Au-delà des postures physiques, la Trifluvienne d’origine a senti le besoin de rendre hommage à son personnage. «Je l’ai jouée à l’âge que j’ai maintenant alors qu’elle rêvait d’être actrice sans pouvoir y arriver. En l’incarnant, j’ai voulu lui donner la chance d’être cette actrice. Condamnée à être femme au foyer, elle avait déjà des idées féministes et je trouvais ça très intéressant. D’autant plus que c’est un combat qui, bien que différent, est encore d’actualité. À l’époque, une femme ne pouvait avoir son propre compte en banque ce qui n’a rien à voir avec 2018 mais en même temps, les femmes se battent toujours pour être payée le même salaire que les hommes.»

Le film a fait vivre à Rose-Marie Perreault une des facettes les plus gratifiantes du travail d’actrice. «Lors de la première montréalaise du film, à la Place des arts, je n’en avais pas été avertie mais quatre des cinq enfants de Denise Bolduc étaient présents. J’ai été très émue de les rencontrer, j’avais vraiment la gorge nouée. Mon travail d’interprète devenait soudainement quelque chose de très concret, de très incarné. J’ai réalisé avec beaucoup d’intensité que c’était une histoire vraie.»

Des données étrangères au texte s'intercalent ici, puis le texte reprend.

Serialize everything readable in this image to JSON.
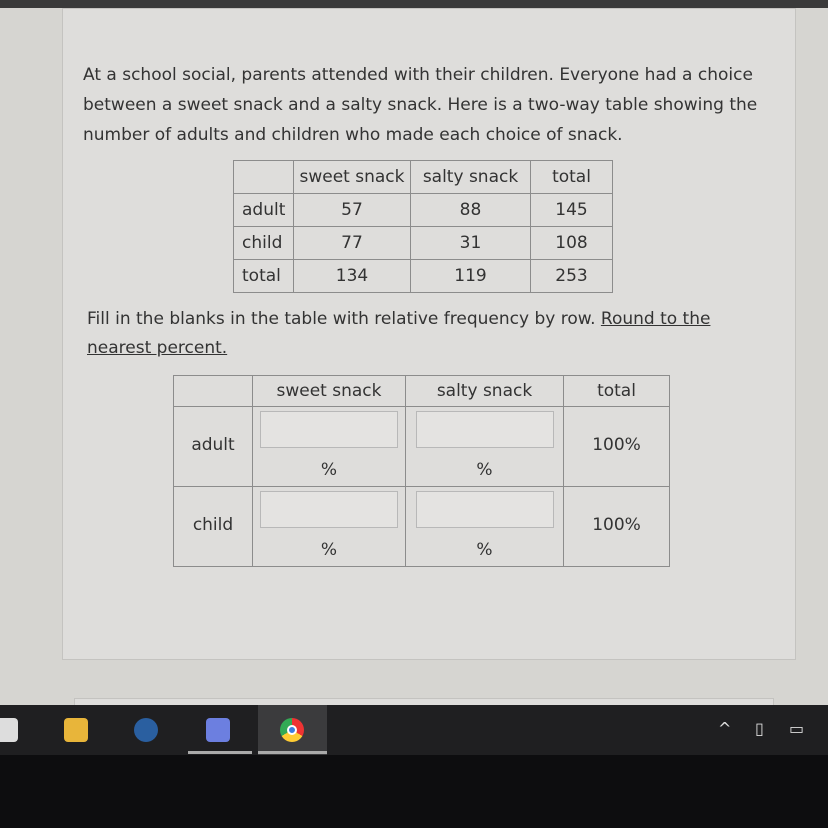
{
  "question": {
    "intro": "At a school social, parents attended with their children. Everyone had a choice between a sweet snack and a salty snack. Here is a two-way table showing the number of adults and children who made each choice of snack.",
    "table": {
      "headers": [
        "",
        "sweet snack",
        "salty snack",
        "total"
      ],
      "rows": [
        [
          "adult",
          "57",
          "88",
          "145"
        ],
        [
          "child",
          "77",
          "31",
          "108"
        ],
        [
          "total",
          "134",
          "119",
          "253"
        ]
      ]
    },
    "instruction": "Fill in the blanks in the table with relative frequency by row.",
    "instruction_link": "Round to the nearest percent."
  },
  "answer_table": {
    "headers": [
      "",
      "sweet snack",
      "salty snack",
      "total"
    ],
    "rows": [
      {
        "label": "adult",
        "total": "100%",
        "unit": "%"
      },
      {
        "label": "child",
        "total": "100%",
        "unit": "%"
      }
    ]
  },
  "taskbar": {
    "icons": [
      "store-icon",
      "file-explorer-icon",
      "steam-icon",
      "discord-icon",
      "chrome-icon"
    ],
    "tray": [
      "chevron-up-icon",
      "network-icon",
      "battery-icon"
    ]
  }
}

«J’étais nerveuse de voir leur réaction. Je me doutais qu’ils seraient déçus parce qu’eux souhaitaient revoir leur mère à l’écran. Or, ça doit être difficile de voir quelqu’un d’autre à sa place. D’autant que je n’avais pas d’archives ou de documents pour me parler du personnage réel qui a été une femme au foyer discrète, finalement.»

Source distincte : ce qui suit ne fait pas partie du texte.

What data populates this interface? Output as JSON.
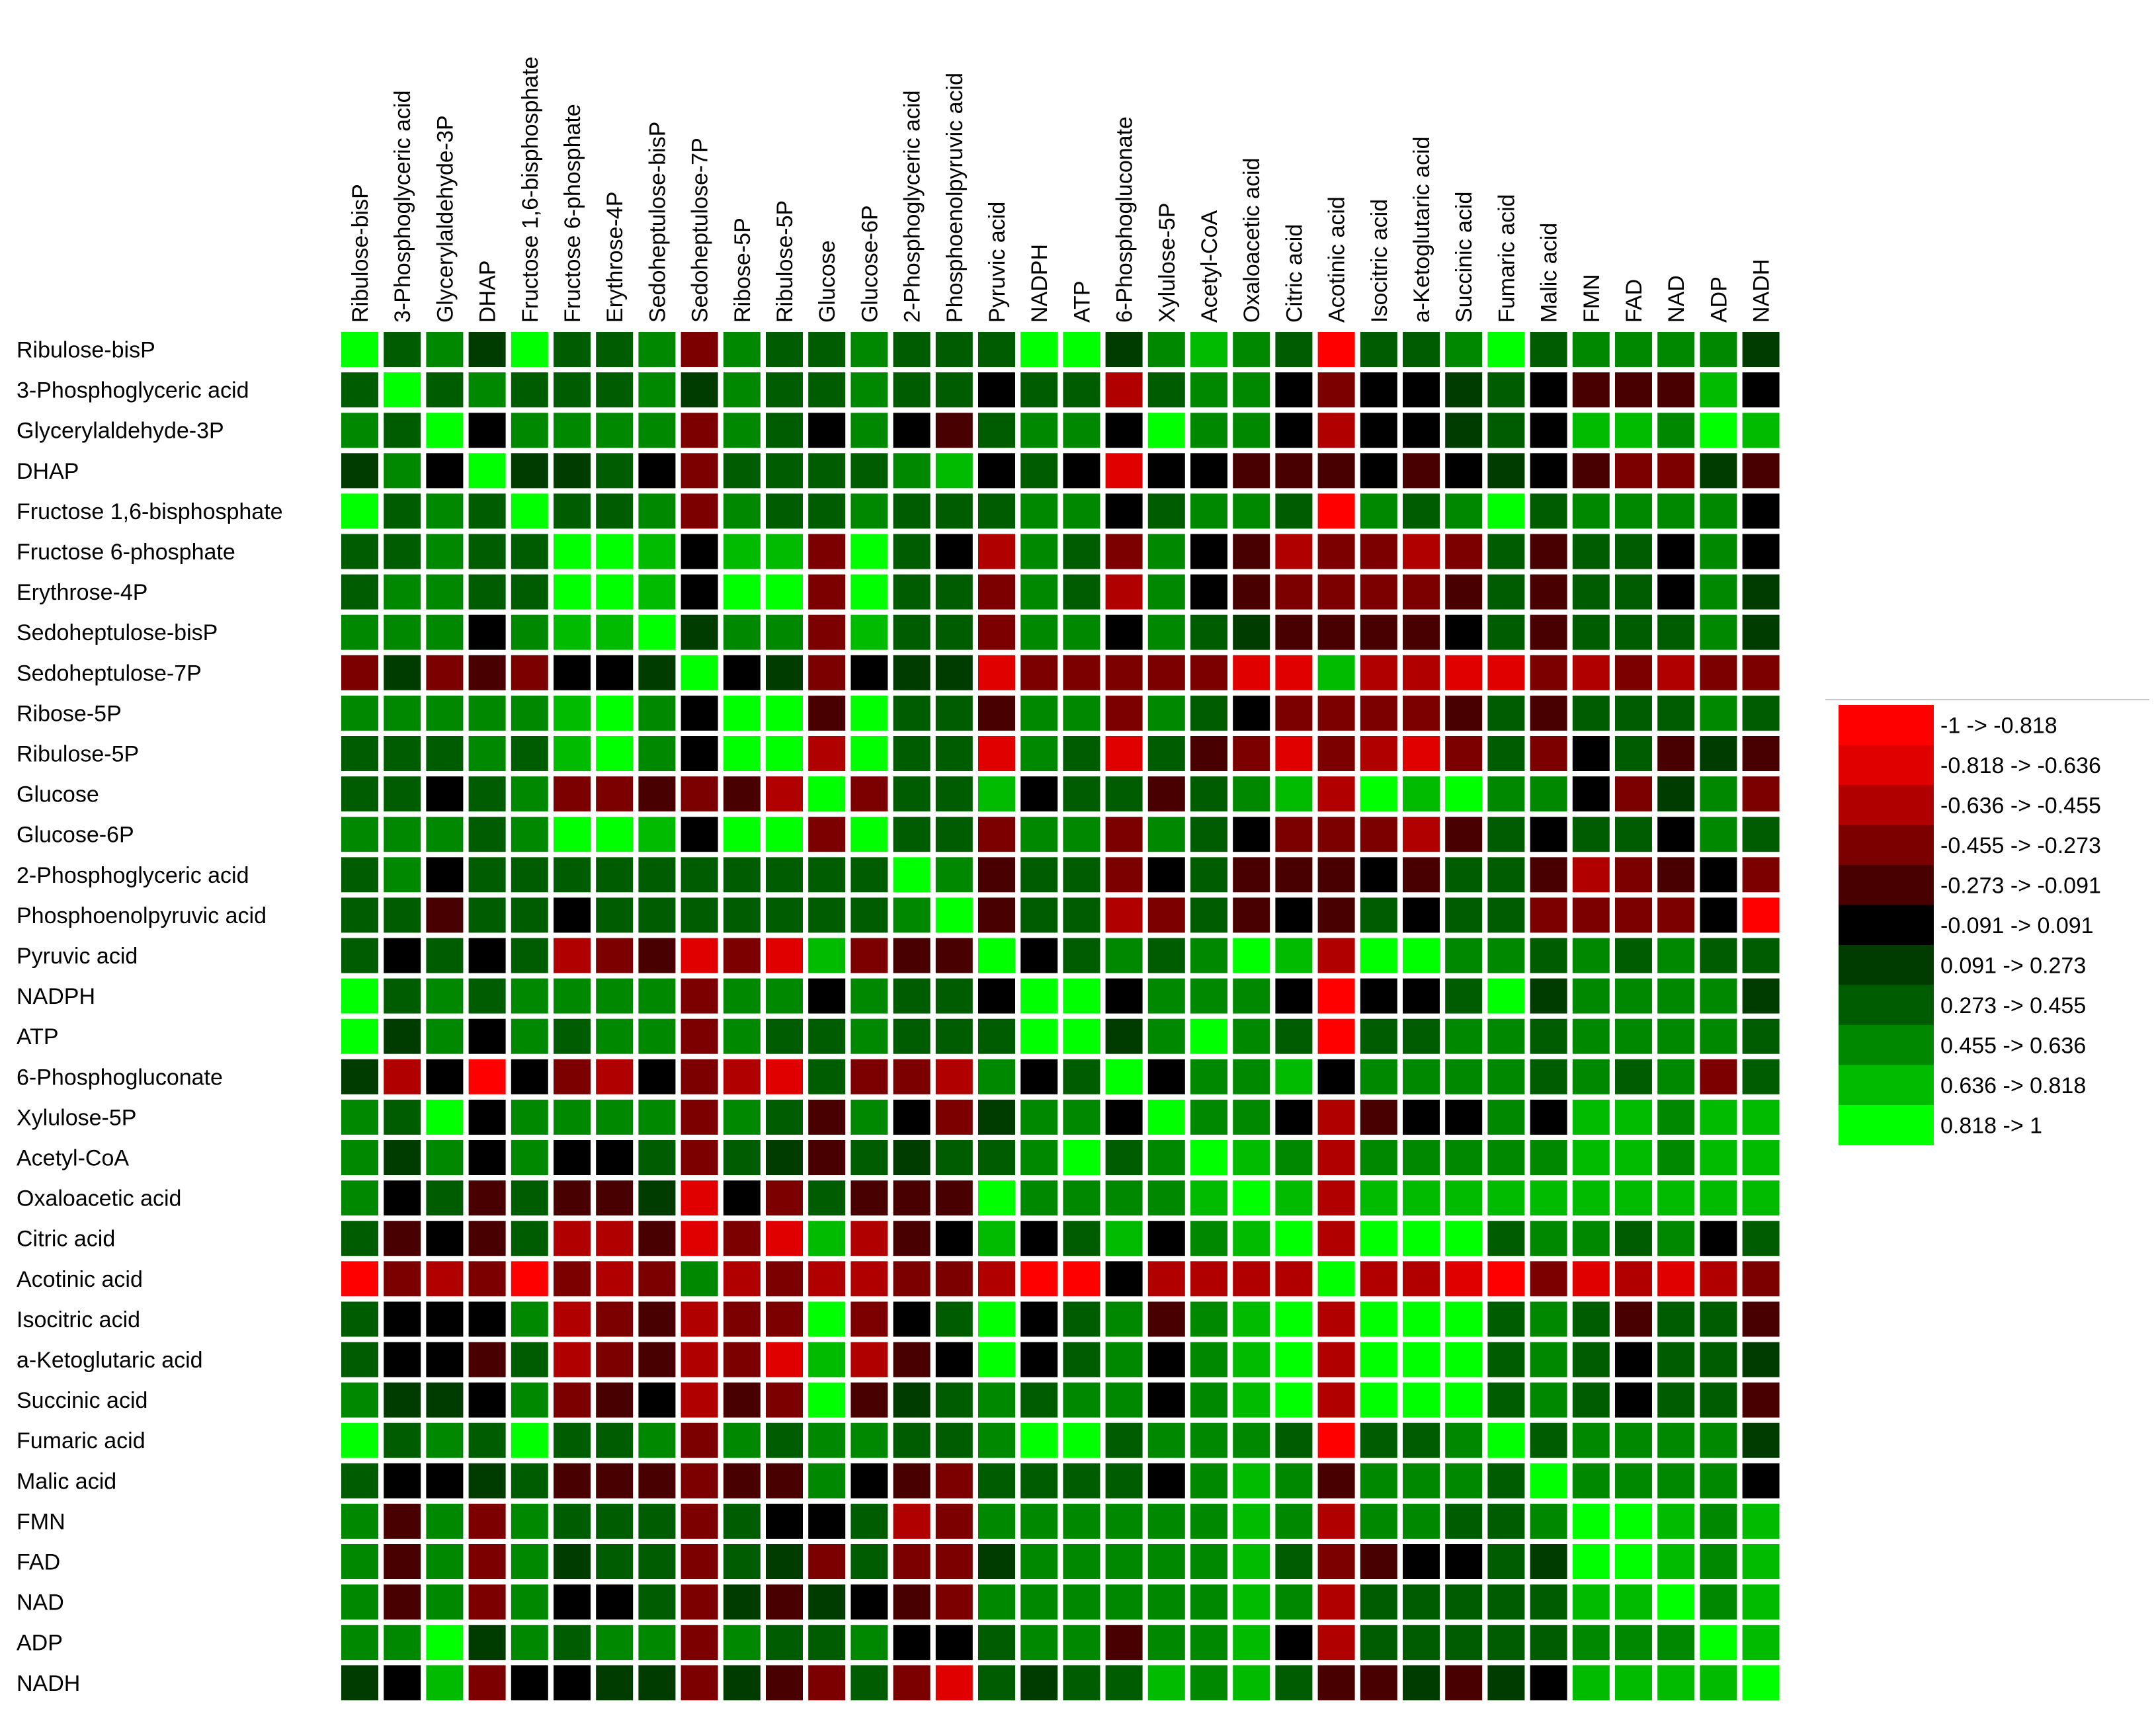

«À la fin du film, ils sont venus me voir et ils étaient très heureux. Ils m’ont même dit qu’ils avaient revécu de beaux souvenirs en voyant le film. Ils m’ont parlé d’une scène forte en émotions et m’ont dit qu’elle aurait réagi exactement comme je l’avais imaginé. Ils disaient que j’avais son ton et sa verve. J’étais tellement contente qu’ils soient touchés par mon travail. Ç’a été une expérience humaine rare dans notre métier et tellement riche. C’est à un tout autre niveau que de simplement jouer.»

«On fait du cinéma pour que ce soit vu, que ça touche les gens et quand je suis allée à Berlin présenter Les faux tatouages, j’ai assisté à la réaction chaleureuse du public. Pour La Bolduc, on n’a eu que la première médiatique à Montréal mais déjà, je sens que ça va avoir un impact et que ça va susciter des émotions dans le cœur des Québécois. Même chez ceux qui ne la connaissent pas. Le film va plus loin que de faire le portrait d’une chanteuse, il raconte ce que c’était qu’être une femme à cette époque-là et ça, ça peut rejoindre tous les publics, qu’ils aiment ou pas La Bolduc

Forte de cette nouvelle expérience, la toute jeune comédienne continue son chemin à travers plusieurs projets dont certains particulièrement prestigieux. En juin, on la verra dans le dernier film de Denys Arcand, La chute de l’empire américain, dans Avant qu’on explose un peu plus tard et elle entreprendra son travail sur une série jeunesse pour la télé de même que dans un autre film, deux projets pour lesquels elle est tenue au silence. On n’a pourtant pas fini d’entendre parler d’elle.